Some of the potential catalysts we see that could have a large impact on the share price include:

  • The price of Gold and Silver. The most obvious variable for any gold explorer, developer, or producer is the price of gold. As the price of gold rises so does the net asset value of projects rise, which increases shareholder value. 
  • Broad economic indicators. Given the recent COVID stimulus packages which have seen a massive number of jobless claims, the assumption is that governments and central banks will take on debt funded through quantitative easing (money printing) to fill the gap. Eventually this will likely become inflationary; historically the price of gold increases with an increase in inflation as investors seek a hedge against inflation. In the interim, unexpected negative shocks to the global economy could impact the price of gold from investors seeking a safe haven.
  • Future processing levels. INCA will continue to drive volumes to its facilities and has the capacity to triple production from current levels. New rules for artisanal and small scale miners are expected to drive up demand for the services of licensed mills such as Inca One operates..
  • Potential future Merger and Acquisition activity. The Deep Dive believes we are in the early stages of a secular bull market for gold. Due to INCA management’s extensive experience, expertise, and credibility in the region, it has the ability to expand its ore purchase contracts in the area and continue to grow the cash flows. There is plenty of land at the Kori One site to expand the size and scope of the operations if demand calls for it. The company’s cash flows from rising processing volumes could create an opportunity for a take out or joint-venture by a larger entity looking to expand into the area or this particular segment of the industry.
  • Supply of Gold. The supply of gold has declined sharply in recent years as mines have depleted reserves and not very many new mines have come on stream, or are even in the pipeline. Demand by central banks has risen steadily over the past 10 years, and there is continued retail demand from Asia, particularly China and India.
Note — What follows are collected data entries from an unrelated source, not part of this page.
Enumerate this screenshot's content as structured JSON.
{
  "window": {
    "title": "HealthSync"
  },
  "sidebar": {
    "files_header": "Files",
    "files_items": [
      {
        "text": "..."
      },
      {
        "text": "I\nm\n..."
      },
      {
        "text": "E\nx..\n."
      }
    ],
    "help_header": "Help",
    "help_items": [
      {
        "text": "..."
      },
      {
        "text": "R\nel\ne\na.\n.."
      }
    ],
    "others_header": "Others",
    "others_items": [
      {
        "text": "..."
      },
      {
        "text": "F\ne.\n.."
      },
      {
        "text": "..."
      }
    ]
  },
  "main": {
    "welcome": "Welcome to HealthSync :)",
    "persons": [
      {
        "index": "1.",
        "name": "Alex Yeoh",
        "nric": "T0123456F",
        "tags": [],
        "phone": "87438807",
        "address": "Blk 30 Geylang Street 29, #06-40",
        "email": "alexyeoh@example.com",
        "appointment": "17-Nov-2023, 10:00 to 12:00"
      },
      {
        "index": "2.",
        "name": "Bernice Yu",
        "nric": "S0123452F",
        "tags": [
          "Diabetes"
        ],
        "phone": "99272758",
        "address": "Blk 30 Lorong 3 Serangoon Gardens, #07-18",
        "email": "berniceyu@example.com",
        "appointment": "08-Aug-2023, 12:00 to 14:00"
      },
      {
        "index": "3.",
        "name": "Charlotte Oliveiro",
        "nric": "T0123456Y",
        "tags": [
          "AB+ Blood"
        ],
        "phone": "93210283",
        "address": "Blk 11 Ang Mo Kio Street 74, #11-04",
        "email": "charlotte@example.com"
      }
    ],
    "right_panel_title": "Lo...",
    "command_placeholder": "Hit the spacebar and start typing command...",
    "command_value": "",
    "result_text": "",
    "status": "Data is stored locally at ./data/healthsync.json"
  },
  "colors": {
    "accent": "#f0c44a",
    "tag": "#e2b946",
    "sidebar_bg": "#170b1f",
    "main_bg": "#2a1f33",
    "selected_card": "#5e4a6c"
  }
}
At the Deep Dive, we like the macro prospects for gold and other precious minerals such as silver, and the underlying fundamentals that would suggest we are in the early stages of a gold bull market. We view Inca One as a moderately low-risk company due to its revenue from gold production and royalties. The company is a strong adherent of socially responsible mining practices, which ensures healthy and friendly cooperation with its local artisanal miners and their communities.

Inca One is poised to deliver record results in 2021 and is targeting a fourth consecutive year of increased production and sales growth. The gold loan facility will enable the company to purchase more gold for its mills, and therefore this will generate higher revenues. The goal of the company is to pay out monthly dividends once the Company is cash flow positive, either in the form of cash or gold bullion. 

Inca One has the capacity to triple production from current levels. Assuming that the company can leverage increased production that the gold loan enables, it is reasonable to expect that the company can repeat the loan process, and perhaps even increase the size of the loan. If so, shareholders could reasonably expect to see accelerated production and cash flows, and a corresponding growth in profitability. This would add value to the company’s shares and likely increase its market capitalization to reflect the improved performance.

FULL DISCLOSURE: Inca One Gold Corp is a client of Canacom Group, the parent company of The Deep Dive. The author has been compensated to cover Inca One Gold Corp on The Deep Dive, with The Deep Dive having full editorial control. Not a recommendation to buy or sell. Always do additional research and consult a professional before purchasing a security.